Isso implica uma diferença em relação à Unidade Popular do ex-ministro de Energia Panagiotis Lafazanis, que pouco antes das eleições se separou da coalizão e hoje continua exigindo a interrupção incondicional da política de recortes. Mas o partido de Tsipras também demonstrou ter uma melhor compreensão política se comparado com as demais forças de seu próprio setor. Para além de qualquer divergência, todas as correntes situadas à esquerda do Syriza são unidas pelo apelo visceral à soberania nacional. Segundo seu critério comum, somente uma ruptura com o euro ou inclusive com a União Europeia permitirá à Grécia adotar uma política econômica que defenda os interesses da maioria da população. Os votantes não quiseram segui-los nesse caminho: a soma dos votos da Unidade Popular, do Partido Comunista (kke, na sigla em grego) e da frente ultraesquerdista de Antarsya mal superou os 9%. Essas forças vão em uma direção equivocada porque não percebem a própria perda de soberania: em um país dependente das importações, sem uma indústria significativa ou possibilidade de obter créditos nos mercados financeiros, o governo fica submetido a fortes restrições. O retorno ao dracma, a redistribuição e as nacionalizações não seriam suficientes para pôr fim à austeridade; mesmo com essas medidas, Atenas se veria obrigada a administrar sua economia em um contexto de escassez. Apenas mediante créditos externos seria possível terminar com a política de recortes, embora pareçam vãs as esperanças que alguns defensores esquerdistas do dracma depositam na Rússia ou na China, restando unicamente o Fundo Monetário Internacional (fmi), cujas preferências econômicas são conhecidas.

Dada esta situação, não cabem dúvidas, como reconheceu Tsipras, de que a melhor opção é renunciar à soberania a favor da ue. O problema é que, durante longo tempo, seu próprio partido não prestou muita atenção à Europa e subestimou o significado das instituições de poder no plano continental.
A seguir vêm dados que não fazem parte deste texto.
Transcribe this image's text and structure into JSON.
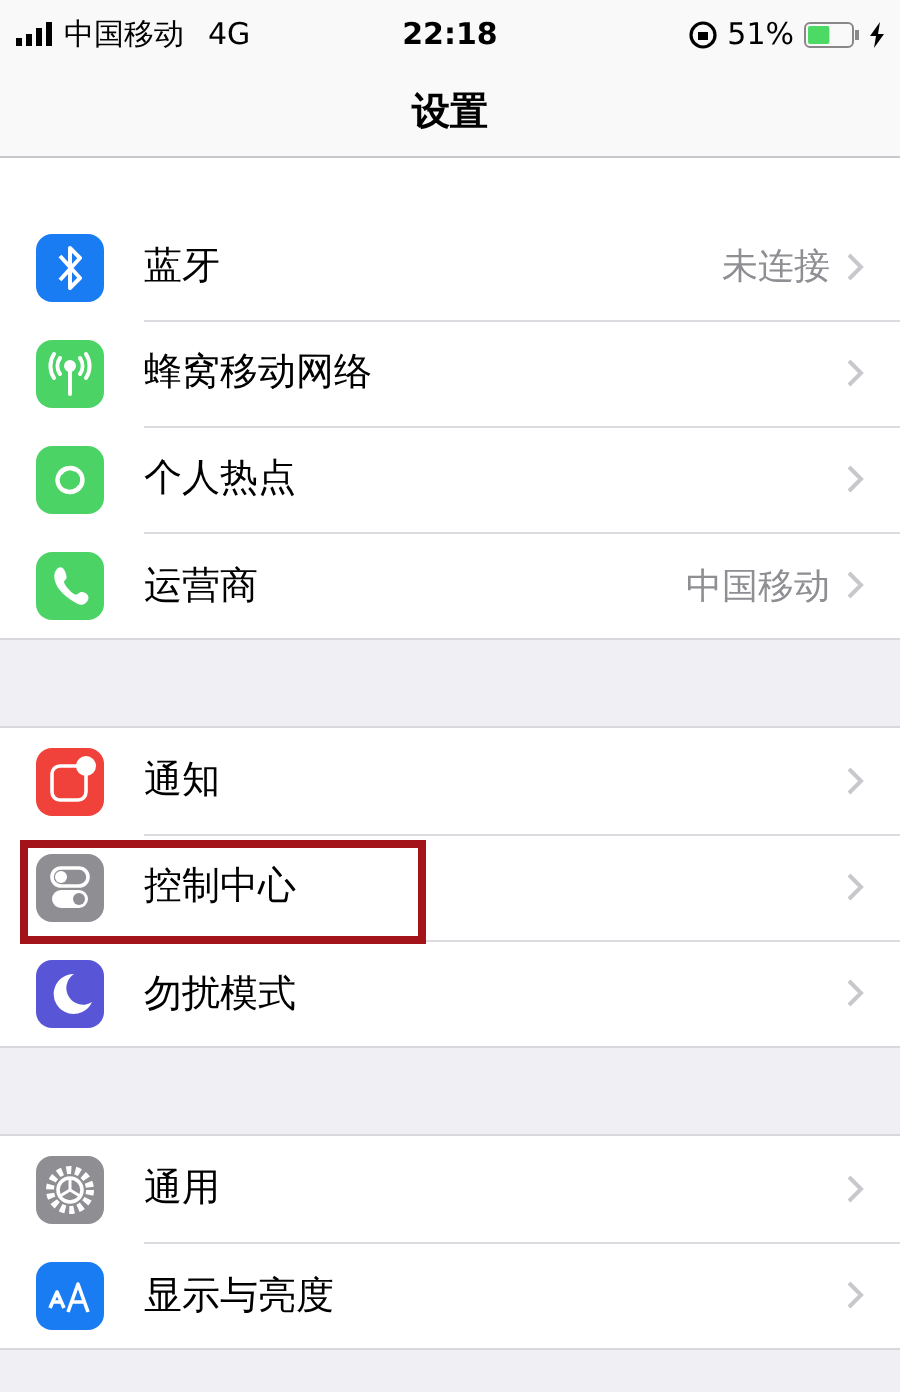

Giorgos Chondros, membro do Comitê Central do Syriza, faz uma dura autocrítica e aponta para «a inutilidade de nossa posição voluntarista, de acreditar que era possível terminar com a política de austeridade em um único país da ue»5.

Hoje o Syriza deve tornar efetiva sua missão autoimposta como partido da modernização e se encontra, assim, diante de uma tarefa gigantesca devido à longa tradição clientelista do país. Se fossem reduzidas ostensivamente a desigualdade e a pobreza, o governo obteria a legitimidade necessária na luta contra a corrupção e a evasão fiscal, mas é difícil concretizar essa meta sob as condições do programa europeu de créditos.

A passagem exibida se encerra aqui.